Once again, I moved into stealth mode and followed K.G. back to her room later that night. I only had to hide in the hallway outside her hotel room for about three hours before she reappeared. She snuck down the hallway and I snuck behind her. She walked about two miles to the nearest Karaoke bar and went inside. I sat in the shadows of the bar and nursed a wine spritzer while I watched K.G. perform song after song after song. The woman can sing like an angel. Well, maybe angel doesn’t quite describe it. She sings more like Sonny Bono. But that could’ve been just the fake mustache she had glued to her upper lip. She sang every Sonny and Cher song the Karaoke man had!

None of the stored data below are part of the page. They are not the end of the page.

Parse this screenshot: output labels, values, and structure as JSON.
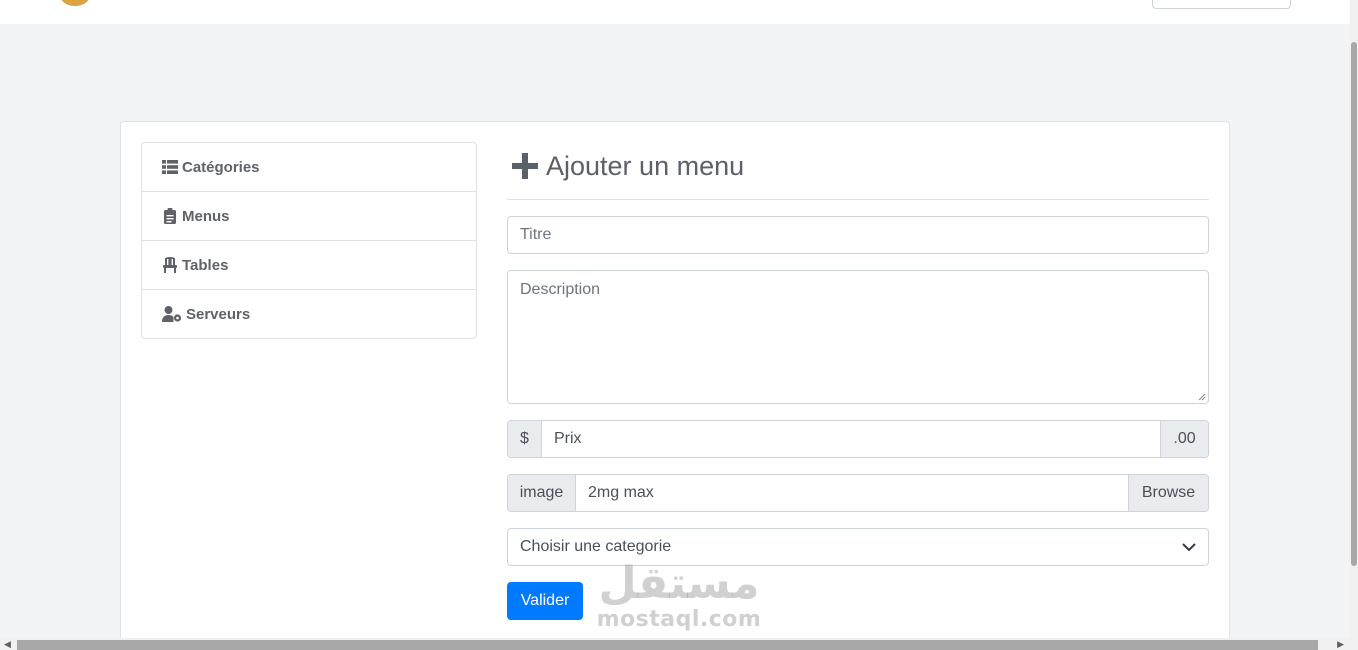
{
  "sidebar": {
    "items": [
      {
        "label": "Catégories",
        "icon": "list-icon"
      },
      {
        "label": "Menus",
        "icon": "clipboard-icon"
      },
      {
        "label": "Tables",
        "icon": "chair-icon"
      },
      {
        "label": "Serveurs",
        "icon": "user-cog-icon"
      }
    ]
  },
  "form": {
    "title": "Ajouter un menu",
    "titre_placeholder": "Titre",
    "description_placeholder": "Description",
    "price": {
      "prefix": "$",
      "placeholder": "Prix",
      "suffix": ".00"
    },
    "image": {
      "label": "image",
      "hint": "2mg max",
      "browse": "Browse"
    },
    "category_select": "Choisir une categorie",
    "submit": "Valider"
  },
  "watermark": {
    "arabic": "مستقل",
    "latin": "mostaql.com"
  },
  "colors": {
    "primary": "#007bff",
    "background": "#f2f3f4",
    "addon": "#e9ecef"
  }
}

The problem came later that night when she had drank one too many bottle of wine and tried to steal a car and drive back to the hotel. She was stopped by a policeman. And, of course, being the sexy K.G. that she is, she tried to talk herself out of trouble by using her feminine wiles on the male cop. It almost worked, too, but she forgot she still had the mustache on. So, K.G. was hauled off to jail. I bailed her out just in time to go give her keynote speech.
To save her face, I bailed her out anonymously. But, K.G., if you’re reading this, you owe me five hundred bucks.
Oh! And before I forget… if anybody is missing MJ Lowe, don’t worry. When I got home I found her in my pocket. She’s so adorable I’ve decided to keep her. I bought her a Barbie dream house and she’s driving around a pink Barbie convertible. She’s hanging out and partying with all my female action figures. She said her favorite is Xena; Buffy scares her a little; and Jesus with the glow-in-the-dark hands is fascinating. You can write to her in care of me.
That’s all for now. But, dear readers and convention attendees, remember one thing: Layce is in stealth mode and just may be following you around!